Sono ancora fresche le immagini di Prodi, prostrato davanti a Blair che gli chiedeva conto dei ritardi nella realizzazione del rigassificatore di Brindisi, con conseguente promessa che il governo «si sarebbe impegnato per fare pressioni sulle autorità locali». Eccole le pressioni: via i soldi ai comuni. Il fatto che il Comune di Brindisi sia amministrato dal centrodestra è ovviamente una fortuita coincidenza. Il primo ministro britannico comincerà ben presto a mettere la dovuta tara alle promesse solenni di Prodi, così come sta ancora risuonando il perentorio: «La Tav si fa, punto e basta» pronunciato in sede di stesura di programma elettorale.
Intanto l’Unione europea sta per aprire due procedure d’infrazione contro l’Italia per il pasticcio Autostrade-Abertis e Finmeccanica è stata scartata da un enorme appalto per fornire elicotteri agli Usa dopo che durante la scorsa legislatura era persino riuscita ad ottenere la costruzione del «Marine One» in uso al presidente degli Stati Uniti, mai prima d’ora affidato ad una ditta non americana. Un caso?
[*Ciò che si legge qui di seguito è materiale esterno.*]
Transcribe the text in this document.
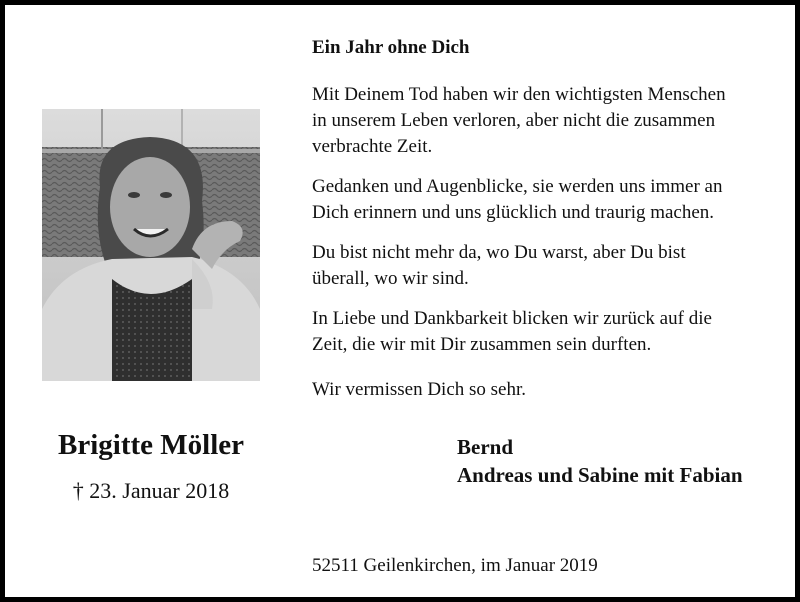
Brigitte Möller
† 23. Januar 2018
Ein Jahr ohne Dich
Mit Deinem Tod haben wir den wichtigsten Menschen
in unserem Leben verloren, aber nicht die zusammen
verbrachte Zeit.
Gedanken und Augenblicke, sie werden uns immer an
Dich erinnern und uns glücklich und traurig machen.
Du bist nicht mehr da, wo Du warst, aber Du bist
überall, wo wir sind.
In Liebe und Dankbarkeit blicken wir zurück auf die
Zeit, die wir mit Dir zusammen sein durften.
Wir vermissen Dich so sehr.
Bernd
Andreas und Sabine mit Fabian
52511 Geilenkirchen, im Januar 2019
Può darsi, ma tutti sanno che gli appalti internazionali sono favoriti anche dalle relazioni fra i governi, e l’impressione è che la credibilità dell’Italia all’estero come partner commerciale e per investimenti stia franando con una velocità almeno pari a quella con cui svanisce il consenso del governo presso gli italiani. Tornando alla questione dei rigassificatori risulta ancora più fastidiosa la giustificazione pauperista per la sottrazione delle risorse ai comuni, perché nascondere scelte fondamentali per il sostentamento energetico del nostro Paese dietro la maschera degli anziani e dei disabili è un’offesa all’intelligenza degli italiani e un ritorno all’arte in cui questo governo più si sta distinguendo, vale a dire il «benaltrismo». Niente Tav, niente ponte sullo Stretto, niente rigassificatori, perché le priorità sono «ben altre». Intanto non si fa niente e si spremono risorse dalla parte più attiva e vitale del Paese per concentrarle in un aumento generalizzato per i dipendenti statali senza nemmeno provare a prevedere meccanismi di valutazione per premiare maggiormente i meritevoli e smuovere i nullafacenti.
L’economia internazionale sta attraversando un periodo eccellente e, invece di agganciarsi alla ripresa con investimenti infrastrutturali, le scelte del governo appaiono tutte senza disegno strategico e mirate ad un malato assistenzialismo statale che pensavamo ormai scomparso. È una bella cosa sgravare le bollette delle famiglie con anziani e disabili, ma se nelle loro case non arriverà il gas perché i rigassificatori rimarranno arrugginiti a mezz’acqua, pagare una bolletta più leggera per l’utilizzo di una stufa spenta suonerà come l’ennesima beffa.